他挺身站在那裡,背對着“嗚嗚”駛來的警車,心裡說,我倒要看看,來的到底是誰?!
不料,那些車輛卻在離他們有十幾米遠的地方停住了,先還有警笛嗚嗚響着,後來連警笛也不響了……最先從車上下來的那個人,一隻腳裡一隻腳外的,還大喉嚨吆喝了一聲:“老蔡,咋回事?!”可緊接着,又“猴”一下鑽回去了!

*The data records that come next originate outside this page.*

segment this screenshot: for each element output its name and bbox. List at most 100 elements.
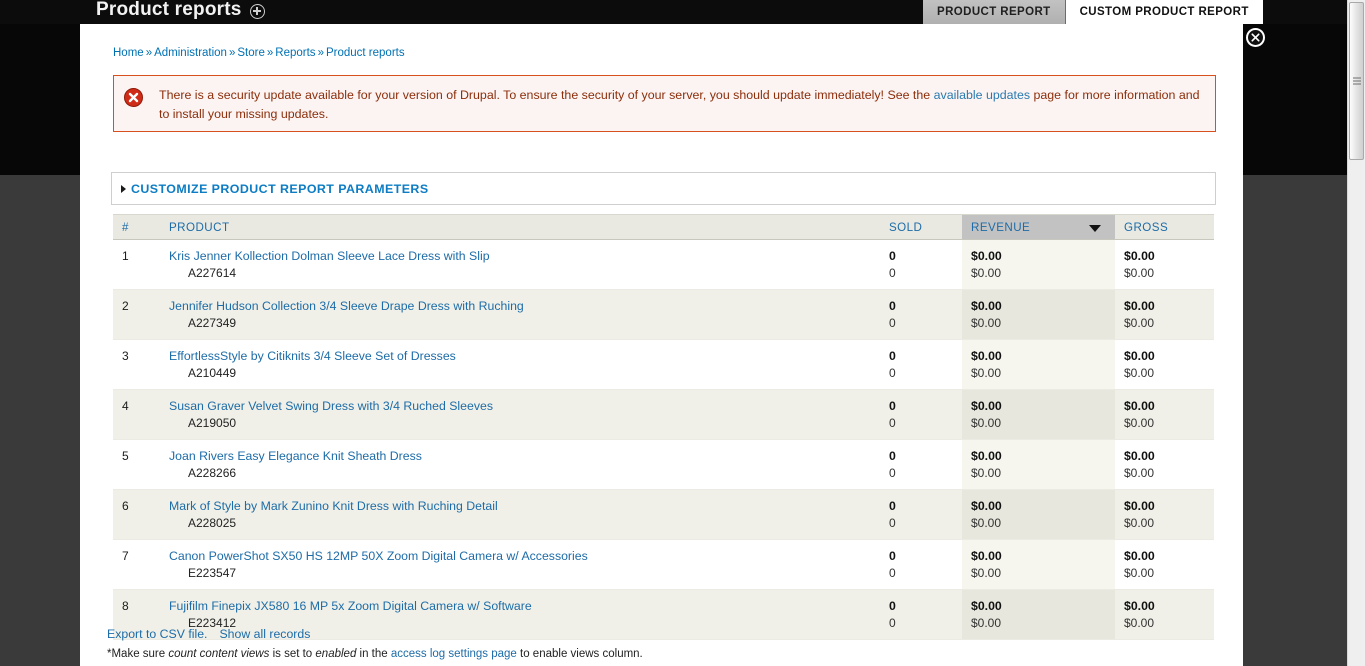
table-header: # PRODUCT SOLD REVENUE GROSS	[113, 214, 1214, 240]
cell-index: 6	[113, 489, 160, 540]
product-link[interactable]: Kris Jenner Kollection Dolman Sleeve Lac…	[169, 249, 880, 263]
breadcrumb-separator: »	[317, 47, 324, 59]
report-tabs: PRODUCT REPORT CUSTOM PRODUCT REPORT	[923, 0, 1263, 24]
breadcrumb-item-administration[interactable]: Administration	[154, 47, 227, 59]
cell-revenue: $0.00 $0.00	[962, 439, 1115, 490]
sold-value: 0	[889, 299, 896, 313]
cell-sold: 00	[880, 539, 962, 590]
sold-subvalue: 0	[889, 366, 896, 380]
cell-gross: $0.00 $0.00	[1115, 489, 1214, 540]
note-part-2: is set to	[269, 648, 316, 660]
table-body: 1 Kris Jenner Kollection Dolman Sleeve La…	[113, 239, 1214, 640]
cell-index: 5	[113, 439, 160, 490]
scrollbar-thumb[interactable]	[1349, 2, 1364, 160]
breadcrumb-item-reports[interactable]: Reports	[275, 47, 315, 59]
cell-index: 7	[113, 539, 160, 590]
table-row: 4 Susan Graver Velvet Swing Dress with 3/…	[113, 389, 1214, 440]
sold-subvalue: 0	[889, 266, 896, 280]
cell-gross: $0.00 $0.00	[1115, 389, 1214, 440]
product-link[interactable]: Susan Graver Velvet Swing Dress with 3/4…	[169, 399, 880, 413]
breadcrumb: Home» Administration» Store» Reports» Produc…	[113, 47, 405, 59]
security-update-message-text: There is a security update available for…	[159, 86, 1203, 124]
gross-subvalue: $0.00	[1124, 516, 1155, 530]
revenue-subvalue: $0.00	[971, 466, 1002, 480]
vertical-scrollbar[interactable]	[1347, 0, 1365, 666]
product-link[interactable]: Canon PowerShot SX50 HS 12MP 50X Zoom Di…	[169, 549, 880, 563]
column-header-sold[interactable]: SOLD	[880, 214, 962, 240]
row-index: 5	[122, 449, 129, 463]
sold-value: 0	[889, 449, 896, 463]
row-index: 8	[122, 599, 129, 613]
sold-value: 0	[889, 549, 896, 563]
gross-subvalue: $0.00	[1124, 466, 1155, 480]
column-header-number[interactable]: #	[113, 214, 160, 240]
table-row: 3 EffortlessStyle by Citiknits 3/4 Sleeve…	[113, 339, 1214, 390]
revenue-subvalue: $0.00	[971, 616, 1002, 630]
breadcrumb-separator: »	[266, 47, 274, 59]
access-log-settings-link[interactable]: access log settings page	[391, 648, 517, 660]
note-part-1: *Make sure	[107, 648, 169, 660]
security-update-message: There is a security update available for…	[113, 75, 1216, 132]
revenue-value: $0.00	[971, 299, 1002, 313]
gross-value: $0.00	[1124, 549, 1155, 563]
sold-value: 0	[889, 349, 896, 363]
product-link[interactable]: Fujifilm Finepix JX580 16 MP 5x Zoom Dig…	[169, 599, 880, 613]
cell-revenue: $0.00 $0.00	[962, 539, 1115, 590]
gross-value: $0.00	[1124, 599, 1155, 613]
cell-sold: 00	[880, 289, 962, 340]
product-sku: A219050	[188, 416, 237, 430]
row-index: 4	[122, 399, 129, 413]
product-link[interactable]: Joan Rivers Easy Elegance Knit Sheath Dr…	[169, 449, 880, 463]
table-header-row: # PRODUCT SOLD REVENUE GROSS	[113, 214, 1214, 240]
message-text-before: There is a security update available for…	[159, 88, 934, 102]
cell-gross: $0.00 $0.00	[1115, 339, 1214, 390]
tab-custom-product-report[interactable]: CUSTOM PRODUCT REPORT	[1065, 0, 1263, 24]
cell-revenue: $0.00 $0.00	[962, 389, 1115, 440]
circle-plus-icon[interactable]	[250, 4, 265, 19]
tab-product-report[interactable]: PRODUCT REPORT	[923, 0, 1066, 24]
cell-revenue: $0.00 $0.00	[962, 489, 1115, 540]
product-sku: A227349	[188, 316, 237, 330]
cell-revenue: $0.00 $0.00	[962, 589, 1115, 640]
cell-revenue: $0.00 $0.00	[962, 289, 1115, 340]
sold-value: 0	[889, 599, 896, 613]
product-sku: A210449	[188, 366, 237, 380]
gross-subvalue: $0.00	[1124, 316, 1155, 330]
cell-gross: $0.00 $0.00	[1115, 539, 1214, 590]
show-all-records-link[interactable]: Show all records	[219, 627, 310, 641]
sold-subvalue: 0	[889, 616, 896, 630]
page-title: Product reports	[96, 0, 242, 20]
breadcrumb-item-store[interactable]: Store	[237, 47, 265, 59]
breadcrumb-item-product-reports[interactable]: Product reports	[326, 47, 405, 59]
column-header-revenue[interactable]: REVENUE	[962, 214, 1115, 240]
customize-parameters-fieldset[interactable]: CUSTOMIZE PRODUCT REPORT PARAMETERS	[111, 172, 1216, 205]
product-sku: A227614	[188, 266, 237, 280]
product-link[interactable]: Mark of Style by Mark Zunino Knit Dress …	[169, 499, 880, 513]
breadcrumb-item-home[interactable]: Home	[113, 47, 144, 59]
row-index: 3	[122, 349, 129, 363]
column-header-product[interactable]: PRODUCT	[160, 214, 880, 240]
sold-subvalue: 0	[889, 466, 896, 480]
product-link[interactable]: EffortlessStyle by Citiknits 3/4 Sleeve …	[169, 349, 880, 363]
close-icon[interactable]	[1246, 28, 1265, 47]
cell-revenue: $0.00 $0.00	[962, 239, 1115, 290]
cell-revenue: $0.00 $0.00	[962, 339, 1115, 390]
error-circle-icon	[124, 88, 143, 107]
available-updates-link[interactable]: available updates	[934, 88, 1030, 102]
column-header-gross[interactable]: GROSS	[1115, 214, 1214, 240]
sold-subvalue: 0	[889, 566, 896, 580]
cell-index: 2	[113, 289, 160, 340]
cell-gross: $0.00 $0.00	[1115, 439, 1214, 490]
gross-subvalue: $0.00	[1124, 566, 1155, 580]
cell-index: 3	[113, 339, 160, 390]
gross-subvalue: $0.00	[1124, 616, 1155, 630]
breadcrumb-separator: »	[228, 47, 236, 59]
cell-product: Canon PowerShot SX50 HS 12MP 50X Zoom Di…	[160, 539, 880, 590]
note-emphasis-1: count content views	[168, 648, 270, 660]
cell-product: EffortlessStyle by Citiknits 3/4 Sleeve …	[160, 339, 880, 390]
revenue-subvalue: $0.00	[971, 416, 1002, 430]
export-csv-link[interactable]: Export to CSV file.	[107, 627, 207, 641]
product-link[interactable]: Jennifer Hudson Collection 3/4 Sleeve Dr…	[169, 299, 880, 313]
note-part-3: in the	[356, 648, 391, 660]
gross-subvalue: $0.00	[1124, 266, 1155, 280]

就這樣,那些匆匆趕來的人,連車都沒下,就前車變後車,後車變前車,一輛一輛地順原路退回去了。
不用說,他們的眼還是很尖的,他們都看見了縣委書記呼國慶,有他在那兒站着,誰還敢上前呢?!
呼國慶冷冷一笑,說:“老蔡,你不簡單哪,把政府的人都調來了。
我看他誰敢幹擾打假,為虎作伥!”
蔡先生勾下頭去,臉上露出了很沉痛的樣子。
片刻,他又擡起頭來,很溫和地說:“呼書記,我看這樣吧。
我知道縣上也有難處。
這樣好不好,縣委、縣政府的工資,我們包了……”
這一次,倒使呼國慶大大地驚訝了,他沒料到他會說出這樣的話來。